Member of the Oklahoma House of Representatives from the 48th district
- In office November 18, 2008 – November 15, 2018
- Preceded by: Greg Piatt

Personal details
- Born: August 4, 1953 (age 72) Oklahoma City, Oklahoma, US
- Party: Republican

= Pat Ownbey =

Oklahoma politician (born 1953)

Pat Ownbey (born August 4, 1953) is an American politician who served in the Oklahoma House of Representatives from the 48th district from 2008 to 2018. Ownbey is currently employed by GAP Consulting, LLC, a lobbying firm established by Ownbey's predecessor, Greg Piatt.

==Personal life==
Pat Ownbey obtained a Bachelor of Science degree in Communications from the University of Oklahoma in 1975. Ownbey married his wife, Kathy on June 12, 1976. Together, they have two children. Ownbey's hometown is Ardmore, Oklahoma, where he owned and managed radio stations in the area. Ownbey attends First Baptist Church of Ardmore.

==Controversies==
===Islamophobia ===
In a June 2016 interview with Non Doc discussing Ownbey's controversial Facebook post stating "Islam is not a religion, subject to First Amendment protections," Ownbey expressed he was "unsure" if the First Amendment should cover Islam.

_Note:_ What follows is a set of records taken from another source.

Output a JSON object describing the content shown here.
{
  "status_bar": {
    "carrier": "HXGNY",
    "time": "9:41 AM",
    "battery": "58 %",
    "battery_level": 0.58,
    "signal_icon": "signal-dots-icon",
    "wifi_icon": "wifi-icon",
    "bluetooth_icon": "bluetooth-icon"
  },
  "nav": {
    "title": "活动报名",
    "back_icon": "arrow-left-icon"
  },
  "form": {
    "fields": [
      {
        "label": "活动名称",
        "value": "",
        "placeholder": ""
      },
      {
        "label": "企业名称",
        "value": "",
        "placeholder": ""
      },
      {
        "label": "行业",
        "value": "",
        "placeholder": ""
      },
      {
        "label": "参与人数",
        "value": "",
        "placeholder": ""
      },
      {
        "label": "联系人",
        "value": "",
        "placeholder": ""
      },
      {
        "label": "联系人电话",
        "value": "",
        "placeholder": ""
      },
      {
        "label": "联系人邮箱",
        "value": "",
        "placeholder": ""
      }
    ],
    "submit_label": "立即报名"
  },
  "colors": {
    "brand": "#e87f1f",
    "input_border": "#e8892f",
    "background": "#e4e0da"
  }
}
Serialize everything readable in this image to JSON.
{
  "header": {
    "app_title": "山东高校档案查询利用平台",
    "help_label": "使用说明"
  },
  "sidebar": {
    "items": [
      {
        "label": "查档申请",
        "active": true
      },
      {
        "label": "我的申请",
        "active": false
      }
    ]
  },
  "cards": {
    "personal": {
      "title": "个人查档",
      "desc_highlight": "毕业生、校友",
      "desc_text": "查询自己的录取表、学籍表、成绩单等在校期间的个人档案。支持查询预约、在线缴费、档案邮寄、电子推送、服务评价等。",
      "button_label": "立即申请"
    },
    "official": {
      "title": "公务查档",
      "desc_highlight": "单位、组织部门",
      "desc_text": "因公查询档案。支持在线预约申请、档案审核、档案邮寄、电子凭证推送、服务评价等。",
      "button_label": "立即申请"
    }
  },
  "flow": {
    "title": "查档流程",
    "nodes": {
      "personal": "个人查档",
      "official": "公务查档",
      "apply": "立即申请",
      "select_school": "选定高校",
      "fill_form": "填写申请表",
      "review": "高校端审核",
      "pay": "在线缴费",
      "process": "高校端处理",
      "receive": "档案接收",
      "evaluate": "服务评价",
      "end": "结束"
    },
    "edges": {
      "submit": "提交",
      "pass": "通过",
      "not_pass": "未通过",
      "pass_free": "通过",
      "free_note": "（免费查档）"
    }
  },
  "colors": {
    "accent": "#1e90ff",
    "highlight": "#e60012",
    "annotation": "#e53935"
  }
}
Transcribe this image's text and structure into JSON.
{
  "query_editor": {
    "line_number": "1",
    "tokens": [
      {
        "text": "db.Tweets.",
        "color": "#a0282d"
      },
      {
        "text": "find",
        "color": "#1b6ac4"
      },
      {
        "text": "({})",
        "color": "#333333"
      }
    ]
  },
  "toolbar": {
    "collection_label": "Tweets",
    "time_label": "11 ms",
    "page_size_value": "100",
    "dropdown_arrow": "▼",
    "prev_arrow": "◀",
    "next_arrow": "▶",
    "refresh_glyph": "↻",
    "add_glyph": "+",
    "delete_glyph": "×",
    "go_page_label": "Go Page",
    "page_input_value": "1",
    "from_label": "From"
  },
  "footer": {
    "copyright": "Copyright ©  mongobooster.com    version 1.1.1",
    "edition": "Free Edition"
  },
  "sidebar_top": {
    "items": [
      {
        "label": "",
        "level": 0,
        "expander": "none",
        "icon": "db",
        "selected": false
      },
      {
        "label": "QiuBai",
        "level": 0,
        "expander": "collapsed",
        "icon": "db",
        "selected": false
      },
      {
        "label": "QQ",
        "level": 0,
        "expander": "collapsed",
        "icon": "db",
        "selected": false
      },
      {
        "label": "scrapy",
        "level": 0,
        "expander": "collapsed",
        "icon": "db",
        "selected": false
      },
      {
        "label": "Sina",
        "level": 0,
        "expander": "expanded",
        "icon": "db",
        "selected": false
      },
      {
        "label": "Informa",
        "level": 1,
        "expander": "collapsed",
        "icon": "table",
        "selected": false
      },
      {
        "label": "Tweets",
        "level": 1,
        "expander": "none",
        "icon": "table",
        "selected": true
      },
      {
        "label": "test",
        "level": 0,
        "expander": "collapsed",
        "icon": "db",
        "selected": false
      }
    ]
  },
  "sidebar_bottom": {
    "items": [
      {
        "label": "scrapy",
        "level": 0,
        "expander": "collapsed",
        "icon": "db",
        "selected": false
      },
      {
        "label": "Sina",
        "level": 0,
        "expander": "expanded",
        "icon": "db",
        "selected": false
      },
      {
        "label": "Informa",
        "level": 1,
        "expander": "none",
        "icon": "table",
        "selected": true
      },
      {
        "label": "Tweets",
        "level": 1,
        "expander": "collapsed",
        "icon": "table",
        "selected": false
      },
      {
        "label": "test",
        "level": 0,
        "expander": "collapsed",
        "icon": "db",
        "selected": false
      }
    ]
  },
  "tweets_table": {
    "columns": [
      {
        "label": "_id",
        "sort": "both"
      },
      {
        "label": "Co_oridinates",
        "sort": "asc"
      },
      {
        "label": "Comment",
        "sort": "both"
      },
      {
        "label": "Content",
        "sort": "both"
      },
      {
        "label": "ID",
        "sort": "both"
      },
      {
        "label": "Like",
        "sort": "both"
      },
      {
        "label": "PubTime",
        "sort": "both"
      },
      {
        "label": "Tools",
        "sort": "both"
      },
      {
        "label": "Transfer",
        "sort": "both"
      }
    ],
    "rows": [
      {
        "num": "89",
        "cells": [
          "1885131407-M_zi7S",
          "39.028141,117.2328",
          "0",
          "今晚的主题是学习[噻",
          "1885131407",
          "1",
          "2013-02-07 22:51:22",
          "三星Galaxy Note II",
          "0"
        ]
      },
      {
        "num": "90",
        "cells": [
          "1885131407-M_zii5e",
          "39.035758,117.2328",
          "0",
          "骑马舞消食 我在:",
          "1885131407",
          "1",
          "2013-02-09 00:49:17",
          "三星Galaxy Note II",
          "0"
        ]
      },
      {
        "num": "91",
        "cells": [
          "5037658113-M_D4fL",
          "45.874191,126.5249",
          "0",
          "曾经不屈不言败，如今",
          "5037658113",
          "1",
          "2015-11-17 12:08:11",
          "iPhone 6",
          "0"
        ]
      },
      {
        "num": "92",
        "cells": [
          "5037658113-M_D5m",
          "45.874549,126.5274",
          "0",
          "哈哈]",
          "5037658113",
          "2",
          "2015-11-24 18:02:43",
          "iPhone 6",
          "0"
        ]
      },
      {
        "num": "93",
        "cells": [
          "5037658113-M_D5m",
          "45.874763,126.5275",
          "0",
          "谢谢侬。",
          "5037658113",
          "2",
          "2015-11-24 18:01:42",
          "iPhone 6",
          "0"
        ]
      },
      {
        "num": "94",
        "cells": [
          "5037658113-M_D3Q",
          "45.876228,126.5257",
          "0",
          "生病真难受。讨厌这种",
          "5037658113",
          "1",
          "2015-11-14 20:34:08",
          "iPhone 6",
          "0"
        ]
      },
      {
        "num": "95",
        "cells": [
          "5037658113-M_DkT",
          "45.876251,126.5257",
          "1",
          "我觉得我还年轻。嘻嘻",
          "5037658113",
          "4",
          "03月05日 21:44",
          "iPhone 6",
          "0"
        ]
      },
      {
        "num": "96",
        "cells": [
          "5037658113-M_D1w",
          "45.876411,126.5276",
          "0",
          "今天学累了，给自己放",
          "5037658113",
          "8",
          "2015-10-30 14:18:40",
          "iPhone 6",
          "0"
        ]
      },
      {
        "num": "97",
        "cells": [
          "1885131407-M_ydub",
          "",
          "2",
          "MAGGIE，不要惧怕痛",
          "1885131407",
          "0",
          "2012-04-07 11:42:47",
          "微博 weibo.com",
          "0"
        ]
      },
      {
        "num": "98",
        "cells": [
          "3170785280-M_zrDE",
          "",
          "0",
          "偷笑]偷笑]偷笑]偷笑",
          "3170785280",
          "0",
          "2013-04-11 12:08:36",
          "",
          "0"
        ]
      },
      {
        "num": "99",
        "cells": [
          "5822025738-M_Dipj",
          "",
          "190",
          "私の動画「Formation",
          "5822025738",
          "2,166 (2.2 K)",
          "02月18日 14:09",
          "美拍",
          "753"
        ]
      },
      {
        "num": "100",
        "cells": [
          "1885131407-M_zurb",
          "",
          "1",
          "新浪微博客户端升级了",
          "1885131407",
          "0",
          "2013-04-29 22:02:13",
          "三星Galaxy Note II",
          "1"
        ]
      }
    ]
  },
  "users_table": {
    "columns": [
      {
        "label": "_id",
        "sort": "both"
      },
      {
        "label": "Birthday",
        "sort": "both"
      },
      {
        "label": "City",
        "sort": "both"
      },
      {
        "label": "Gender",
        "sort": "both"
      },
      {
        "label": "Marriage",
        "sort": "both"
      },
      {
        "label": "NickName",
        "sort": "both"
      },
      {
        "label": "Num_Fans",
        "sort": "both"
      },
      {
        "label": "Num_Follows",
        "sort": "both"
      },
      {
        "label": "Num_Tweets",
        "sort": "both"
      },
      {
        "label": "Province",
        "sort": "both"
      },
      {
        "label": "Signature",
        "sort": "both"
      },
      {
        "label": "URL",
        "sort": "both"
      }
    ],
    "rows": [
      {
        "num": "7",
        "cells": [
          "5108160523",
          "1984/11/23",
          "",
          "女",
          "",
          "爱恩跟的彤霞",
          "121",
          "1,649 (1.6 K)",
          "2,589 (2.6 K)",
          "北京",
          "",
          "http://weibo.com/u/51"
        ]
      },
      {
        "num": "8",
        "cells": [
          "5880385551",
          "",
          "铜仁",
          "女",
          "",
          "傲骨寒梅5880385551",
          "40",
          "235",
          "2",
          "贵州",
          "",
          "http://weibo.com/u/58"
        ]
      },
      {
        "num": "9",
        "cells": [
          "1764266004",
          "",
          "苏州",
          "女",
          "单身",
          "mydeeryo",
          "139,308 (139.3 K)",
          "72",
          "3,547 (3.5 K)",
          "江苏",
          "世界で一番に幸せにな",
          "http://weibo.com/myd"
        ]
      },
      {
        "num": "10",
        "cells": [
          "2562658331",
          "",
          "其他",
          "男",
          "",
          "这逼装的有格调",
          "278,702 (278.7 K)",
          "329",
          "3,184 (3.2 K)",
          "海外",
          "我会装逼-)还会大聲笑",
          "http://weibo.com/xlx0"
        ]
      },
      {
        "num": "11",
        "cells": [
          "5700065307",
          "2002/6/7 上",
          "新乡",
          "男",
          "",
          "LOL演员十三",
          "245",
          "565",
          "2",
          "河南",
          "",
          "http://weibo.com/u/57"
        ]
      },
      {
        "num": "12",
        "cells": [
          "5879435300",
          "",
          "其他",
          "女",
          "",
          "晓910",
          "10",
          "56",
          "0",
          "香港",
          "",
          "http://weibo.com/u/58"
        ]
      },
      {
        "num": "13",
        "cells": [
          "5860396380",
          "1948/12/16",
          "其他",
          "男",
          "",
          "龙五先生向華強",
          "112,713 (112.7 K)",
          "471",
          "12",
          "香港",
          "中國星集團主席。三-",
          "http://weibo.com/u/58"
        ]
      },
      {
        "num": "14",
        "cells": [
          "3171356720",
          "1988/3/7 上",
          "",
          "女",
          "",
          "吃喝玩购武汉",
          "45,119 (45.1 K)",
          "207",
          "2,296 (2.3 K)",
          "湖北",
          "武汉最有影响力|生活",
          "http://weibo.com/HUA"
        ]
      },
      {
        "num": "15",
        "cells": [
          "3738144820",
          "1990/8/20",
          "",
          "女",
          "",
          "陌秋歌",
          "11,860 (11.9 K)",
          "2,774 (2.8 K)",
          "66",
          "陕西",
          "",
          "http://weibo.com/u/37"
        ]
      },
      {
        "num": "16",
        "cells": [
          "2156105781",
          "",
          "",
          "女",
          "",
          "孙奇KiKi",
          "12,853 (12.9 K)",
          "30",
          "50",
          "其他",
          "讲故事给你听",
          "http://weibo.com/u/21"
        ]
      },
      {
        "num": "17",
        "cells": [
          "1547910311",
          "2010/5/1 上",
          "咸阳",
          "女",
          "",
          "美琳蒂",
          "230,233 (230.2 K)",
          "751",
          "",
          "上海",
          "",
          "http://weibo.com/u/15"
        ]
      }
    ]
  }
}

Ownbey’s post continued: "The first step in coming to grips with the Islamic threat is to officially declassify Islam as a protected religion in the hearts and minds of western populations.” During the interview, Ownbey stated he received no negative criticism towards his Facebook post, adding, "I do believe there's a lot of issues with the Muslim religion that are concerning to Americans and certainly are concerning to Oklahomans." Adam Soltani, the executive director of the Oklahoma Council on American Islamic Relations, criticized Ownbey's Facebook post, calling it an example of Islamophobia.

===Lobbying===
Ownbey, among a group of Oklahoma Representatives to quickly become a lobbyist after their term, concerned reporter Trevor Brown of Oklahoma Watch. Brown stated the practice could cause "conflicts of interest to emerge" and lawmakers-turned-lobbyists would have "undue influence over their former colleagues."